Though lead researcher Sudeep Thakuri was careful to point out that they have yet to establish a firm connection between climate change and the glacier melting in the Everest region, it appears to be scientific caution. Plenty of other researchers have made this firm connection, as well as a connection with the effects of black carbon pollution on the region of the world often called the world's Third Pole, due to the massive amount of ice and snow stored there.

On the black carbon connection with glacier melting first: Research carried out by the Lawrence Berkeley National Laboratory in 2010 found that roughly 90 percent of glacier melting is being caused by aerosol pollution, with at least 30 percent caused by black carbon pollution. When black carbon (that is, soot from cooking stoves and diesel engines) falls on the glaciers it changes the reflectivity of the snow and ice, allowing it to absorb more sunlight, causing it to melt more quickly. Black soot is also contributes to warming more broadly.

The US Geological Survey places the blame for Himalayan glacier melting squarely on climate change, noting that though some glaciers in the western Himalayas are actually advancing (due to highly localized conditions), many are in retreat, impacting "water supplies to millions of people, [increasing] the likelihood of outburst floods that threaten the life and property in nearby areas, and [contributing] to sea level rise."

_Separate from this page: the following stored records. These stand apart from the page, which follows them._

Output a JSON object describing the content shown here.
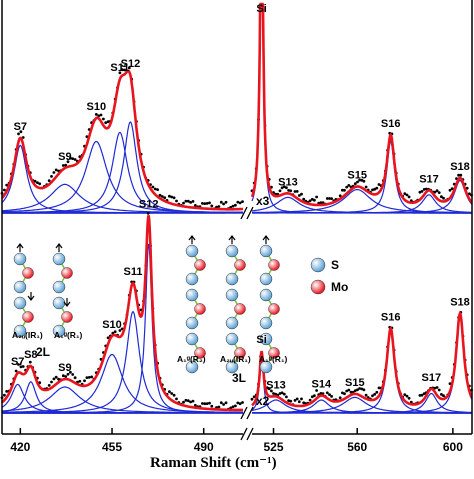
{
  "chart_data": {
    "type": "line",
    "xlabel": "Raman Shift",
    "xunit": "(cm⁻¹)",
    "x_axis_broken": true,
    "x_break_between": [
      505,
      516
    ],
    "xlim_left": [
      413,
      505
    ],
    "xlim_right": [
      516,
      608
    ],
    "tick_labels": [
      "420",
      "455",
      "490",
      "525",
      "560",
      "600"
    ],
    "tick_values": [
      420,
      455,
      490,
      525,
      560,
      600
    ],
    "colors": {
      "fit": "#e8141e",
      "components": "#1f2ad4",
      "data": "#000000",
      "S_atom": "#5a9fd4",
      "Mo_atom": "#e8141e"
    },
    "legend": [
      {
        "label": "S",
        "marker": "blue-sphere"
      },
      {
        "label": "Mo",
        "marker": "red-sphere"
      }
    ],
    "panels": [
      {
        "name": "upper",
        "right_scale_label": "x3",
        "peaks": [
          {
            "label": "S7",
            "x": 420,
            "amp": 0.52,
            "w": 6
          },
          {
            "label": "S9",
            "x": 437,
            "amp": 0.22,
            "w": 14
          },
          {
            "label": "S10",
            "x": 449,
            "amp": 0.55,
            "w": 10
          },
          {
            "label": "S11",
            "x": 458,
            "amp": 0.62,
            "w": 7
          },
          {
            "label": "S12",
            "x": 462,
            "amp": 0.7,
            "w": 6
          },
          {
            "label": "Si",
            "x": 520,
            "amp": 2.4,
            "w": 1.6
          },
          {
            "label": "S13",
            "x": 531,
            "amp": 0.12,
            "w": 12
          },
          {
            "label": "S15",
            "x": 560,
            "amp": 0.18,
            "w": 14
          },
          {
            "label": "S16",
            "x": 574,
            "amp": 0.55,
            "w": 4
          },
          {
            "label": "S17",
            "x": 590,
            "amp": 0.14,
            "w": 7
          },
          {
            "label": "S18",
            "x": 603,
            "amp": 0.25,
            "w": 6
          }
        ]
      },
      {
        "name": "lower",
        "right_scale_label": "x2",
        "peaks": [
          {
            "label": "S7",
            "x": 419,
            "amp": 0.22,
            "w": 6
          },
          {
            "label": "S8",
            "x": 424,
            "amp": 0.24,
            "w": 5
          },
          {
            "label": "S9",
            "x": 437,
            "amp": 0.2,
            "w": 14
          },
          {
            "label": "S10",
            "x": 455,
            "amp": 0.45,
            "w": 10
          },
          {
            "label": "S11",
            "x": 463,
            "amp": 0.78,
            "w": 6
          },
          {
            "label": "S12",
            "x": 469,
            "amp": 1.3,
            "w": 3
          },
          {
            "label": "Si",
            "x": 520,
            "amp": 0.42,
            "w": 2
          },
          {
            "label": "S13",
            "x": 526,
            "amp": 0.1,
            "w": 10
          },
          {
            "label": "S14",
            "x": 545,
            "amp": 0.1,
            "w": 8
          },
          {
            "label": "S15",
            "x": 559,
            "amp": 0.12,
            "w": 12
          },
          {
            "label": "S16",
            "x": 574,
            "amp": 0.62,
            "w": 4
          },
          {
            "label": "S17",
            "x": 591,
            "amp": 0.15,
            "w": 6
          },
          {
            "label": "S18",
            "x": 603,
            "amp": 0.75,
            "w": 4
          }
        ]
      }
    ],
    "inset": {
      "modes_2L": [
        "A₂ᵤ(IR₁)",
        "A₁ᵍ(R₁)"
      ],
      "label_2L": "2L",
      "modes_3L": [
        "A₁ᵍ(R₂)",
        "A₂ᵤ(IR₁)",
        "A₁ᵍ(R₁)"
      ],
      "label_3L": "3L"
    }
  }
}
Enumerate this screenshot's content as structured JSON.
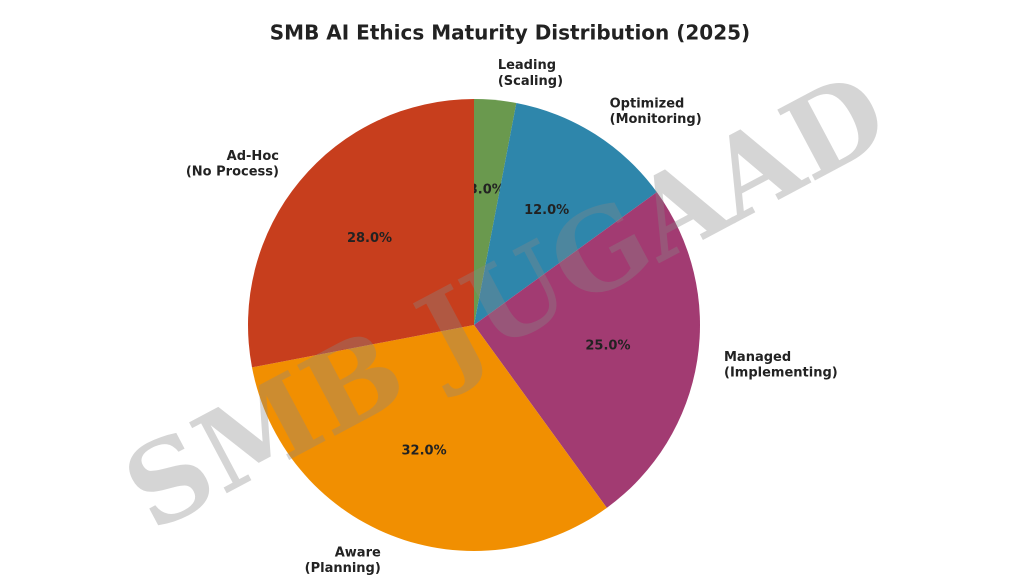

Thakuri hits a similar point: "The Himalayan glaciers and ice caps are considered a water tower for Asia since they store and supply water downstream during the dry season. Downstream populations are dependent on the melt water for agriculture, drinking, and power production."

Two of the main rivers of South Asia, the Indus and the Ganges, get about 40 percent of their water from glacial runoff. As glaciers continue to melt there will be an initial increase in water flow, but over time this will decrease markedly, potentially to the point that many rivers would become seasonal, dependent on monsoon rains for their flow.